I apologise for appearing to be going over the same ground, but how can I help it when the government is making grandiose statements almost daily. Before I get to the meat, a few days ago the PM was pontificating on education in a school and then sat down with the kids. He looked most uncomfortable and I wondered who was pulling his strings, He seems to be following in Blair’s footsteps, making many of the statements himself, which I should have thought were the job of the Ministers involved and concerned. He is downgrading the Cabinet again.

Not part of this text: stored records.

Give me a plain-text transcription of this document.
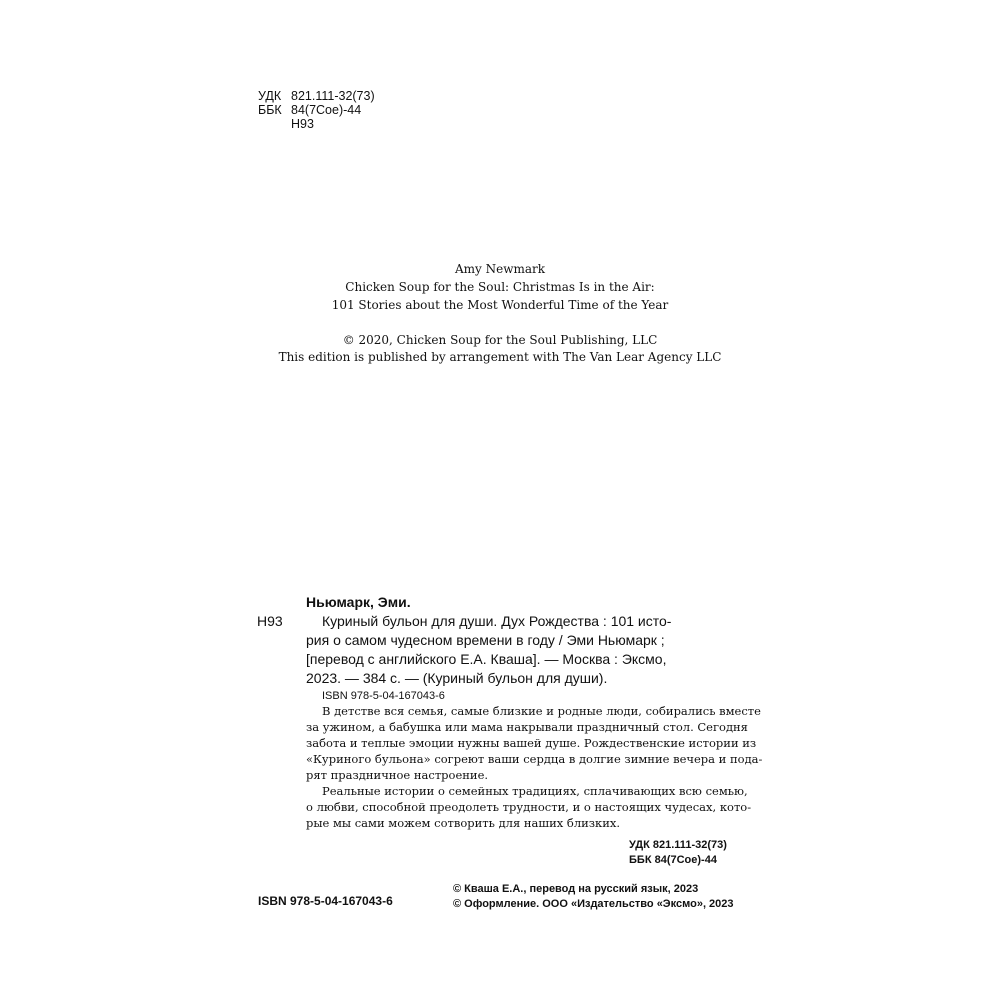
УДК 821.111-32(73)
ББК 84(7Сое)-44
Н93
Amy Newmark
Chicken Soup for the Soul: Christmas Is in the Air:
101 Stories about the Most Wonderful Time of the Year
© 2020, Chicken Soup for the Soul Publishing, LLC
This edition is published by arrangement with The Van Lear Agency LLC
Ньюмарк, Эми.
Н93	Куриный бульон для души. Дух Рождества : 101 исто-
рия о самом чудесном времени в году / Эми Ньюмарк ;
[перевод с английского Е.А. Кваша]. — Москва : Эксмо,
2023. — 384 с. — (Куриный бульон для души).
ISBN 978-5-04-167043-6
В детстве вся семья, самые близкие и родные люди, собирались вместе
за ужином, а бабушка или мама накрывали праздничный стол. Сегодня
забота и теплые эмоции нужны вашей душе. Рождественские истории из
«Куриного бульона» согреют ваши сердца в долгие зимние вечера и пода-
рят праздничное настроение.
Реальные истории о семейных традициях, сплачивающих всю семью,
о любви, способной преодолеть трудности, и о настоящих чудесах, кото-
рые мы сами можем сотворить для наших близких.
УДК 821.111-32(73)
ББК 84(7Сое)-44
ISBN 978-5-04-167043-6
© Кваша Е.А., перевод на русский язык, 2023
© Оформление. ООО «Издательство «Эксмо», 2023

I read that Brown is proposing closing the 1 in 5 schools that are seriously below standard if they don’t improve. The process is to be spread over 6 years. The anomalies that statement raises are unbelievable. First of all, surely weaknesses should be uncovered if they are sufficiently serious to warrant closure, in any failing school, by analysing the exam results, a questionnaire for parents to full in, or failing that talking to them, to elucidate their concerns with the system, and an intelligent inspection of the teaching and teaching staff, Allegedly, only about 30% of children achieve A to C level in GCSE. This situation was supposed to be dealt with starting ten years ago. Having found the reasons for the failure it shouldn’t take closure to put it right, surely? Another report has been issued that literacy is at the same level it was in 1950.

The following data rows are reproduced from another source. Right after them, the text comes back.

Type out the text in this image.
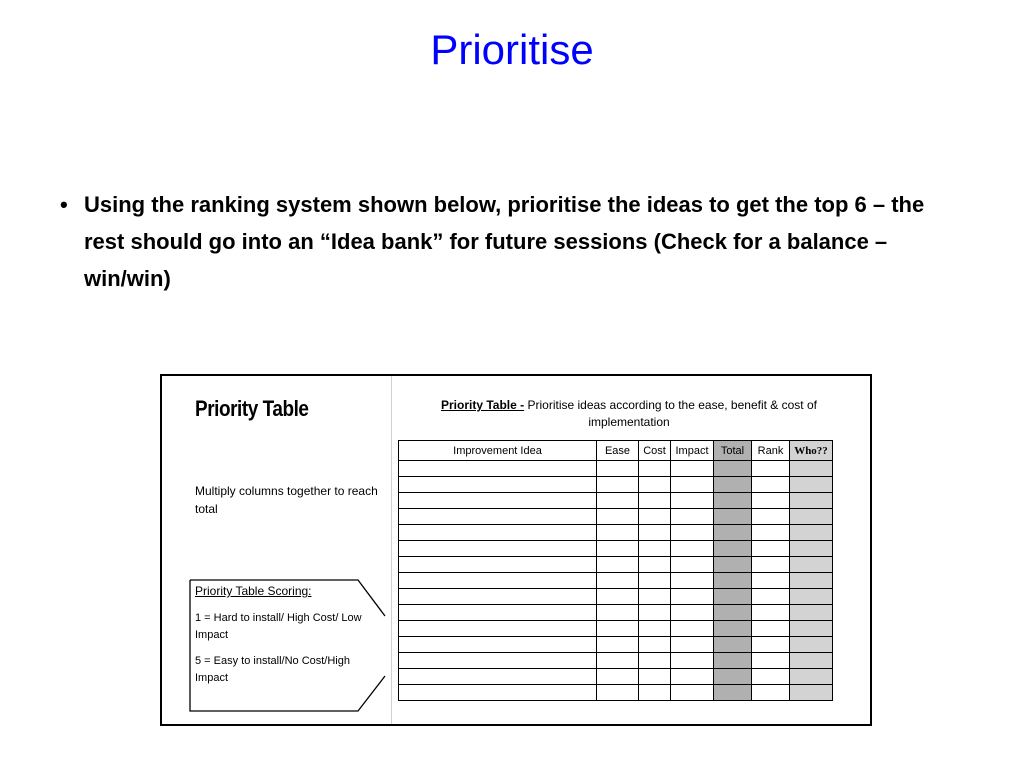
Prioritise
• Using the ranking system shown below, prioritise the ideas to get the top 6 – the rest should go into an “Idea bank” for future sessions (Check for a balance – win/win)
Priority Table
Multiply columns together to reach total
Priority Table Scoring:
1 = Hard to install/ High Cost/ Low Impact
5 = Easy to install/No Cost/High Impact
Priority Table - Prioritise ideas according to the ease, benefit & cost of implementation
Improvement Idea	Ease	Cost	Impact	Total	Rank	Who??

The literary issue, I would explain, is unsurprising and the numeric failure has a similar basic problem, Not long ago I wrote a piece about the 40% fall in library book borrowing, over ’91 to 2002, while borrowing of audio and visual work had increased 100%. TV generally became household equipment in the mid 50s and therefore reading by adults dropped and in consequence encouragement for children to read for pleasure also fell. It takes time, some money and patience to give books to children and read to them in their formative years, and if the example and the wish are absent, there will be no incentive. The pressures on the more impecunious parents are sufficient for many to never pick up a book to read; time is short and they have the TV. The philosophy of the 60s to do away with rote teaching, was an untried fraud – psychobabble! You can’t give change rapidly at a shop counter, with no mechanical device to aid, if the whole process is not so imbedded in the subconscious it is like a language. My daughter, a one time very successful elementary teacher will tell you, small children have an attention span of about 7 to 10 minutes, after that they need relaxation, a laugh, and something else to distract them, and then they can start absorbing once again. She would take a guitar into class and sing them a folk song, tell them stories etc. Above all they need to learn by rote.

Just out of interest, how does one go about closing 670 schools in 6 years? That means you have to reallocate anything over six times 500 children each year, in radii for each school, of. say, to be generous, 4 miles, which would make some kids have to travel 8 miles in the relocation. I was never anything more than 2 miles from school. What happens to the teachers? More to the point what Head would want to take on an additional burden, especially when it is 60% below par. Closing isn’t the solution. It must be to turn the school performance round by a flying force of teachers, specialty chosen and trained if need be, and a management staff, as backup, to weed out the incompetent teachers, and redress the weaknesses.